Infomap does not import Scanpy. It only requires an AnnData-compatible object
with obs, obsp, uns and obs_names.
Minimal AnnData example¶
import anndata as ad
import pandas as pd
import scipy.sparse as sp
import infomap
adata = ad.AnnData(obs=pd.DataFrame(index=["cell-a", "cell-b", "cell-c"]))
adata.obsp["connectivities"] = sp.csr_matrix([
[0, 1, 0],
[1, 0, 1],
[0, 1, 0],
])
infomap.tl.infomap(adata)
adata.obs["infomap"]
adata.uns["infomap"]
Scanpy workflow¶
In Scanpy workflows, nearest-neighbor graphs are commonly created with
sc.pp.neighbors. By default, Infomap uses adata.obsp["connectivities"],
which is the graph used by Scanpy clustering tools:
import scanpy as sc
import infomap
adata = sc.datasets.pbmc3k_processed()
sc.pp.neighbors(adata)
infomap.tl.infomap(adata, key_added="infomap")
sc.tl.leiden(adata, key_added="leiden")
sc.pl.umap(adata, color=["infomap", "leiden"])
If the neighbor graph was stored under a custom key, pass neighbors_key and
Infomap will resolve the graph through
adata.uns[neighbors_key]["connectivities_key"]:
sc.pp.neighbors(adata, key_added="neighbors_pca")
infomap.tl.infomap(adata, neighbors_key="neighbors_pca")
Graph selection¶
Use obsp to select a graph directly from adata.obsp:
infomap.tl.infomap(adata, obsp="connectivities")
Use adjacency when you already have a sparse matrix object:
infomap.tl.infomap(adata, adjacency=adata.obsp["connectivities"])
For single-cell clustering, connectivities is usually the right default.
distances stores neighbor distances rather than graph affinities, so it is
not used unless you explicitly pass obsp="distances".
Directed and weighted graphs¶
By default, Infomap treats the graph as undirected and weighted. For a directed
observation graph, pass directed=True; then A[i, j] is interpreted as a
link from observation i to observation j.
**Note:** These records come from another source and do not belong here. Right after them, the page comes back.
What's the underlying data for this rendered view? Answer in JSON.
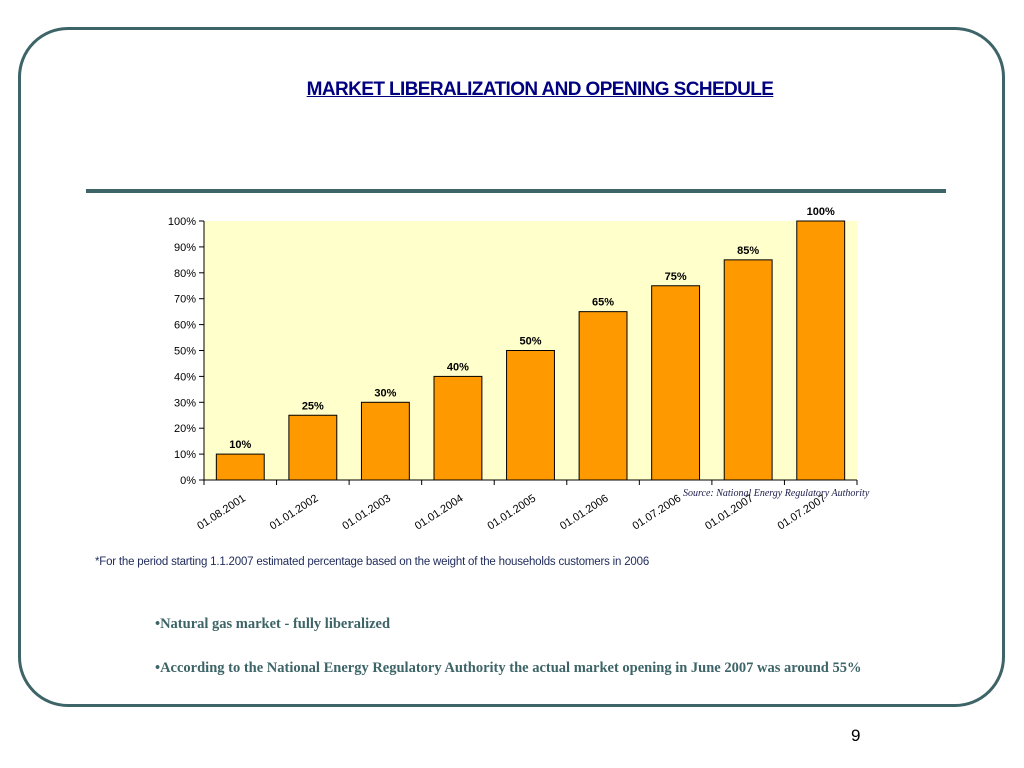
{
  "slide": {
    "title": "MARKET LIBERALIZATION AND OPENING SCHEDULE",
    "source": "Source: National Energy Regulatory Authority",
    "footnote": "*For the period starting 1.1.2007 estimated percentage based on the weight of the households customers in 2006",
    "bullets": [
      "•Natural gas market - fully liberalized",
      "•According to the National Energy Regulatory Authority the actual market opening in June 2007 was around 55%"
    ],
    "page_number": "9"
  },
  "colors": {
    "frame": "#3d6467",
    "title": "#000080",
    "bar_fill": "#ff9900",
    "plot_bg": "#ffffcc"
  },
  "chart_data": {
    "type": "bar",
    "categories": [
      "01.08.2001",
      "01.01.2002",
      "01.01.2003",
      "01.01.2004",
      "01.01.2005",
      "01.01.2006",
      "01.07.2006",
      "01.01.2007",
      "01.07.2007"
    ],
    "values": [
      10,
      25,
      30,
      40,
      50,
      65,
      75,
      85,
      100
    ],
    "value_labels": [
      "10%",
      "25%",
      "30%",
      "40%",
      "50%",
      "65%",
      "75%",
      "85%",
      "100%"
    ],
    "yticks": [
      "0%",
      "10%",
      "20%",
      "30%",
      "40%",
      "50%",
      "60%",
      "70%",
      "80%",
      "90%",
      "100%"
    ],
    "ylim": [
      0,
      100
    ],
    "title": "",
    "xlabel": "",
    "ylabel": "",
    "grid": false,
    "legend": "none"
  }
}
Pass use_weights=False to
treat every nonzero sparse entry as weight 1.0.
infomap.tl.infomap(
adata,
directed=False,
use_weights=True,
key_added="infomap",
)
Results and lower-level access¶
adata.obs[key_added] is a pandas categorical column with string module
labels, matching common Scanpy clustering output. adata.uns[key_added]
contains the selected graph key, Infomap options, number of modules and
codelength.
For hierarchical module assignments, flows, custom output files or repeated
runs with the same graph, use the lower-level infomap.Infomap API with
infomap.Infomap.add_scipy_sparse_matrix(). The AnnData helper keeps the
default output compact for interactive single-cell analysis.
For a worked comparison with Scanpy’s Leiden workflow, see the unnumbered Scanpy comparison tutorial on the Tutorial notebooks page.